Biden’s filibuster, Part Two

Joe Biden filibustered his way through the Q&A portion of his press conference yesterday. He ate up reporters’ time by injecting arguments that supposedly support his decision to abandon Afghanistan, even though the questions he’d been asked were exclusively about the execution of the abandonment.

I discussed his most ridiculous argument in this post. Now, I want to discuss another of Biden’s talking points.

Biden said that those who point to the absence of recent American casualties in Afghanistan ignore the fact that this was due to our decision to withdraw. Had we not agreed to pull out of Afghanistan, there would have been American deaths, Biden argued.

This argument isn’t ridiculous or false, but it’s misleading.
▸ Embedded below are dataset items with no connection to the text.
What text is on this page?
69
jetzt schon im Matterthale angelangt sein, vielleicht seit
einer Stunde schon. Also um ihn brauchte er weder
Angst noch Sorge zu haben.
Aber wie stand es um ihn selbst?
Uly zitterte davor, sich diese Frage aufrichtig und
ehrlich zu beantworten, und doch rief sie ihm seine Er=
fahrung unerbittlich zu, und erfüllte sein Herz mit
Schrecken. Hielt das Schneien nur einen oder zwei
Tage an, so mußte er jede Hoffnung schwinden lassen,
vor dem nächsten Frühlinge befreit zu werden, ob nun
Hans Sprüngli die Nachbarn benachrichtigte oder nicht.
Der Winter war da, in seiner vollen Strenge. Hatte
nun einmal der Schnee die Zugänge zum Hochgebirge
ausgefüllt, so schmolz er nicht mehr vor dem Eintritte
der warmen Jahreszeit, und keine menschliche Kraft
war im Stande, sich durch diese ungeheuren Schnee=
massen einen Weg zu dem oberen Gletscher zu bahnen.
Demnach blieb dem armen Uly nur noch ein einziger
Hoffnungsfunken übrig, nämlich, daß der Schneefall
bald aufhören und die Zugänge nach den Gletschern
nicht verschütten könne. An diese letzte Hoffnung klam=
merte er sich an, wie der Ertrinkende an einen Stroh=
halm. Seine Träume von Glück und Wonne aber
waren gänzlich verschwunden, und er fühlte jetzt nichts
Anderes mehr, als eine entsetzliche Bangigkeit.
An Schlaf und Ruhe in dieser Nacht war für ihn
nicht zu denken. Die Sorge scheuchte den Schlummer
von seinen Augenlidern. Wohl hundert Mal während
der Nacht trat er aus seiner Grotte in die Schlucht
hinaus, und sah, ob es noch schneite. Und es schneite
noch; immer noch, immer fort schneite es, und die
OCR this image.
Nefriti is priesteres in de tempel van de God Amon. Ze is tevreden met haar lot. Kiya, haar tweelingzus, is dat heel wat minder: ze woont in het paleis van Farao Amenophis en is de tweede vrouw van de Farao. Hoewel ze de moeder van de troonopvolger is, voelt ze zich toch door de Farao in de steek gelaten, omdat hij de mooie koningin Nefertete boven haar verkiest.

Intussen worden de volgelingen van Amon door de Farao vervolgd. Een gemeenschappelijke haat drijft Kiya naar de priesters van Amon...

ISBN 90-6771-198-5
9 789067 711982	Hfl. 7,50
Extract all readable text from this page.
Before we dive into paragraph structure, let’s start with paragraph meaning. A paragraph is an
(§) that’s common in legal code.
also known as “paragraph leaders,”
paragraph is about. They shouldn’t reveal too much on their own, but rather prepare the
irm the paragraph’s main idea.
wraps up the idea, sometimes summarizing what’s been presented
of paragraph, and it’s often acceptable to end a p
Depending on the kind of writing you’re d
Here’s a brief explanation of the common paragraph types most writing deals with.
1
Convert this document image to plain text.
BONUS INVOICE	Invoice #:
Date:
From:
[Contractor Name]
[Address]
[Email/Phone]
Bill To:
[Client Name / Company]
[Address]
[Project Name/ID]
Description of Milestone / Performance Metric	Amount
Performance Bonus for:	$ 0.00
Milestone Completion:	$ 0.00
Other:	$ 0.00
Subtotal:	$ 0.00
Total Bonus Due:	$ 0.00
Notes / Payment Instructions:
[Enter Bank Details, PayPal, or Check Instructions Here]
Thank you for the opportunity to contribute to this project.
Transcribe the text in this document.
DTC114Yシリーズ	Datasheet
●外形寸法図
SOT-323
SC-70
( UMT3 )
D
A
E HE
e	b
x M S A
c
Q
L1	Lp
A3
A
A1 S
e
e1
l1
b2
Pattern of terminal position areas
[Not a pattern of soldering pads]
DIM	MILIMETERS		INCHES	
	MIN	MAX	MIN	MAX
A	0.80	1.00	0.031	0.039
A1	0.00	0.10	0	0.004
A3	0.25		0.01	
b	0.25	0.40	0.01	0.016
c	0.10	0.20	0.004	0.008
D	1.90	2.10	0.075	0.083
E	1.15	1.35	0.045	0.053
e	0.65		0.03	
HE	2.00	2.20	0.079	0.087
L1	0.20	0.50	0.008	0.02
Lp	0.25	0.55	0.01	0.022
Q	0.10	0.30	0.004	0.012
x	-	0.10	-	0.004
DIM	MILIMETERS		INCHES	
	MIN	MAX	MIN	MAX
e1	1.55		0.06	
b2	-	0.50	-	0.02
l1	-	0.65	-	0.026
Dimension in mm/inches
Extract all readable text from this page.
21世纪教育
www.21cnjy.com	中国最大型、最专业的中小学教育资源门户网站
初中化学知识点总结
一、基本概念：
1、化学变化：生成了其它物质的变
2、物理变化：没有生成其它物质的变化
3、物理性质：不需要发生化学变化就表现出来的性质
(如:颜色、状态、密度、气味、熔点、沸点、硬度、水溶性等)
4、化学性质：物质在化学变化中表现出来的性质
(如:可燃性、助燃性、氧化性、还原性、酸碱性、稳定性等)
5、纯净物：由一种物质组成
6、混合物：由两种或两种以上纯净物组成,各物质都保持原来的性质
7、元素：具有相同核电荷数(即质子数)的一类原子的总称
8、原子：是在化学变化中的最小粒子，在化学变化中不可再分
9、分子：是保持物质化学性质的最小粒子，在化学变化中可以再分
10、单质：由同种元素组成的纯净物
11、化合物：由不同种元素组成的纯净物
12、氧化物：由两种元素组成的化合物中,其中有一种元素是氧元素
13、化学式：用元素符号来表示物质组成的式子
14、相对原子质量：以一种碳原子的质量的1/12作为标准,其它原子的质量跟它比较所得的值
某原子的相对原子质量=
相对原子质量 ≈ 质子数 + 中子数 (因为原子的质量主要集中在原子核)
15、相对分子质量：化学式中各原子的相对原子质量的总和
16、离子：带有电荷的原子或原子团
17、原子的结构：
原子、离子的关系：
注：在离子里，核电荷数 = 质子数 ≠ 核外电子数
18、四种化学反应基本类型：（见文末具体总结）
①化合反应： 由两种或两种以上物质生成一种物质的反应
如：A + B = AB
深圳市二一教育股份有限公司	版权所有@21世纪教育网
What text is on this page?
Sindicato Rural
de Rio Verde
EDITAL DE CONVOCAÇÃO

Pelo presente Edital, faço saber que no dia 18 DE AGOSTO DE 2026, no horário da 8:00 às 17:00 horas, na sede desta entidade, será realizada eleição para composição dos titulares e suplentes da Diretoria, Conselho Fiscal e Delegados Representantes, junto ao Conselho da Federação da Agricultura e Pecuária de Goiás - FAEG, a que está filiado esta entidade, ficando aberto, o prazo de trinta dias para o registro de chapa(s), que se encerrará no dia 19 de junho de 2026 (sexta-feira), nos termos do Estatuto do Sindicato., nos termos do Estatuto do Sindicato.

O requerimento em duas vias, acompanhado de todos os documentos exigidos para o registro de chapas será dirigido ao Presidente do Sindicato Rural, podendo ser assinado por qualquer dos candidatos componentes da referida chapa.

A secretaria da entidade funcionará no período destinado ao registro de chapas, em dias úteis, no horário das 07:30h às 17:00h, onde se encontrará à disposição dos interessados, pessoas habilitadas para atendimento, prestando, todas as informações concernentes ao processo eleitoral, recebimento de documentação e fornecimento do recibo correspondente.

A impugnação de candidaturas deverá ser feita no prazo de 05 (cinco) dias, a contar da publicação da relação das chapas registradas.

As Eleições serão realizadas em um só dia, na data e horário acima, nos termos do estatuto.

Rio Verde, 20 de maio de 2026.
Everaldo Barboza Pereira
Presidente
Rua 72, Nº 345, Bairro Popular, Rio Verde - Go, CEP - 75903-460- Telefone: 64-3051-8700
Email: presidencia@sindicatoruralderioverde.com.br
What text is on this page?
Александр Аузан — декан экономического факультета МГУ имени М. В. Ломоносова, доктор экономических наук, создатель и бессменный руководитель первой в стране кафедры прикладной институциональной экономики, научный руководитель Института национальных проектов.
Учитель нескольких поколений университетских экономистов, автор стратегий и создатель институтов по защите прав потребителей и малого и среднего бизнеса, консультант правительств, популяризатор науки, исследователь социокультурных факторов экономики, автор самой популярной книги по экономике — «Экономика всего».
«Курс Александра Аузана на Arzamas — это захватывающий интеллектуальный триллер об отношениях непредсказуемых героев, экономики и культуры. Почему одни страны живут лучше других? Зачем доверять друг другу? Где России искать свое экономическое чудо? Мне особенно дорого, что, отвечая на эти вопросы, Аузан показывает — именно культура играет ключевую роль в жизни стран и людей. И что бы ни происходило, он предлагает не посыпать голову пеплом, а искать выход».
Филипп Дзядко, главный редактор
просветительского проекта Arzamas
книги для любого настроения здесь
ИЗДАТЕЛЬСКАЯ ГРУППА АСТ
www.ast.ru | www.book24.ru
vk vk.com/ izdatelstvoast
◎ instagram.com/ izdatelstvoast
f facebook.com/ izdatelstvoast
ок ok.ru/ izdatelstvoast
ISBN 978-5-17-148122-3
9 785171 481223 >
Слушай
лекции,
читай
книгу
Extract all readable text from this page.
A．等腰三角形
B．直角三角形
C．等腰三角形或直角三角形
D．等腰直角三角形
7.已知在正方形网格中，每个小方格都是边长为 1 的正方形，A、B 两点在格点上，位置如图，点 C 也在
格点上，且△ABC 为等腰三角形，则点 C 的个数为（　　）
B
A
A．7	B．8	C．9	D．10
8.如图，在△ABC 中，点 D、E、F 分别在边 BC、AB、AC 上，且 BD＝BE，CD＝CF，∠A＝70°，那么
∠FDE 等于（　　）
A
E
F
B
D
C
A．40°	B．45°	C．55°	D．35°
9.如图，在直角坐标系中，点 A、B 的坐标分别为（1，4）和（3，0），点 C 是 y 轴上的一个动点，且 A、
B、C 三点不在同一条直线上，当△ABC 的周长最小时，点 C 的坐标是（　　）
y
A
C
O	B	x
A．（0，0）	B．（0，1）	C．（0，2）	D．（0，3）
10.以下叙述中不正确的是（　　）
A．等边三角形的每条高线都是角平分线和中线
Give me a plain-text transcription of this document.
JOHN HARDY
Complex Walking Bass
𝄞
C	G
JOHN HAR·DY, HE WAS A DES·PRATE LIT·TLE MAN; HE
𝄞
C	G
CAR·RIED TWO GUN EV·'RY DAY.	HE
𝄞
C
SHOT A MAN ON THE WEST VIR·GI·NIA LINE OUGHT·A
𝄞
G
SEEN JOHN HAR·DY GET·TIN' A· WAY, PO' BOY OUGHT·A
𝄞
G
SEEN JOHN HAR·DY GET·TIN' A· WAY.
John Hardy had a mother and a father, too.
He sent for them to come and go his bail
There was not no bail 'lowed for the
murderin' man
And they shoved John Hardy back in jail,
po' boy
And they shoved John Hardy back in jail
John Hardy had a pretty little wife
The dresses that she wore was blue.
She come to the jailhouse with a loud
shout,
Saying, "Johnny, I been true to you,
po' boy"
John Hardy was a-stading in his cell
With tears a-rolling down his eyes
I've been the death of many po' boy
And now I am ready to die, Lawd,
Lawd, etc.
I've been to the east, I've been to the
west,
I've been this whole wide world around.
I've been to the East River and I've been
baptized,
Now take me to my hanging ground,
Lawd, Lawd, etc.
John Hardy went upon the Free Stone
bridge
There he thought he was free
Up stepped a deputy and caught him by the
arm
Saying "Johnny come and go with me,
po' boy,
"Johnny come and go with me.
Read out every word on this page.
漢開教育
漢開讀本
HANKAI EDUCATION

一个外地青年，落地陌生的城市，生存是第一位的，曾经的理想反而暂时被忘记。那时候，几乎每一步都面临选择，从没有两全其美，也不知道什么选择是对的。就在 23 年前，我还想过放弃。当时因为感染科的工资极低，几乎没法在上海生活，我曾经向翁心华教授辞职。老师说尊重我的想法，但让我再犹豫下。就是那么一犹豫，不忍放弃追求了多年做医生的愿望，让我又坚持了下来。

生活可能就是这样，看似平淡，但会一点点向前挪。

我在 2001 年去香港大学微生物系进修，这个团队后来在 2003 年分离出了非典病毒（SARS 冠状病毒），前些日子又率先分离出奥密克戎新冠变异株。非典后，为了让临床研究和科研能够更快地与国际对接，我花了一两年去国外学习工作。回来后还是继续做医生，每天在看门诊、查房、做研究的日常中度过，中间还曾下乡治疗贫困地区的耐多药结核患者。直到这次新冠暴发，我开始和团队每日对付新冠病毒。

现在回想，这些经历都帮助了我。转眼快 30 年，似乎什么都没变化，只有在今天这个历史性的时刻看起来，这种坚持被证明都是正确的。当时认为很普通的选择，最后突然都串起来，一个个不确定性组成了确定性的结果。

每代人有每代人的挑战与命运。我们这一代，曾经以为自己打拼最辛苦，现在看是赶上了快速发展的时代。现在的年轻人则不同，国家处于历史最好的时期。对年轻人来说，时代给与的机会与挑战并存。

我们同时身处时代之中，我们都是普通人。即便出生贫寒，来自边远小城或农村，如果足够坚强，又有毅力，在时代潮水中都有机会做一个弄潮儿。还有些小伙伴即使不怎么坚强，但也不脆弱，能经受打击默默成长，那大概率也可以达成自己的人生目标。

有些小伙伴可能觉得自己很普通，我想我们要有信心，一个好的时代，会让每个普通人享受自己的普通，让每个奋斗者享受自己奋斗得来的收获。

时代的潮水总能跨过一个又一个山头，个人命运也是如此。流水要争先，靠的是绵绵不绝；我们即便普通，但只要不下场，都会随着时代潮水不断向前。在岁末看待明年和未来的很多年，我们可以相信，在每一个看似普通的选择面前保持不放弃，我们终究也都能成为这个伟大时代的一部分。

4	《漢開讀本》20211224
Sure, there might well have been American deaths had the Taliban not expected the U.S. to withdraw. But American deaths have been minimal (between one and two dozen per year) for more than six years, and it’s only been a year and a half since the U.S. said it would withdraw if certain conditions were met. Thus, it’s wrong to suggest that, absent the expectation of a pullout, there would have been a substantial number of U.S. deaths in Afghanistan.

The argument that opponents of the pullout are making — that our engagement was resulting in very few American deaths — is accurate. Biden couldn’t deny it, so instead he knocked down a strawman — the view, held by no one, that we could stay engaged with no American deaths.

But maybe for Biden this is not a straw man. Maybe Biden believes that no U.S. military engagement overseas that results in any American deaths is worth it. Maybe Beau Biden’s death, which Joe Biden attributes to his service in Iraq, has induced this belief.

If so, Biden is unfit for that reason alone to be commander-in-chief.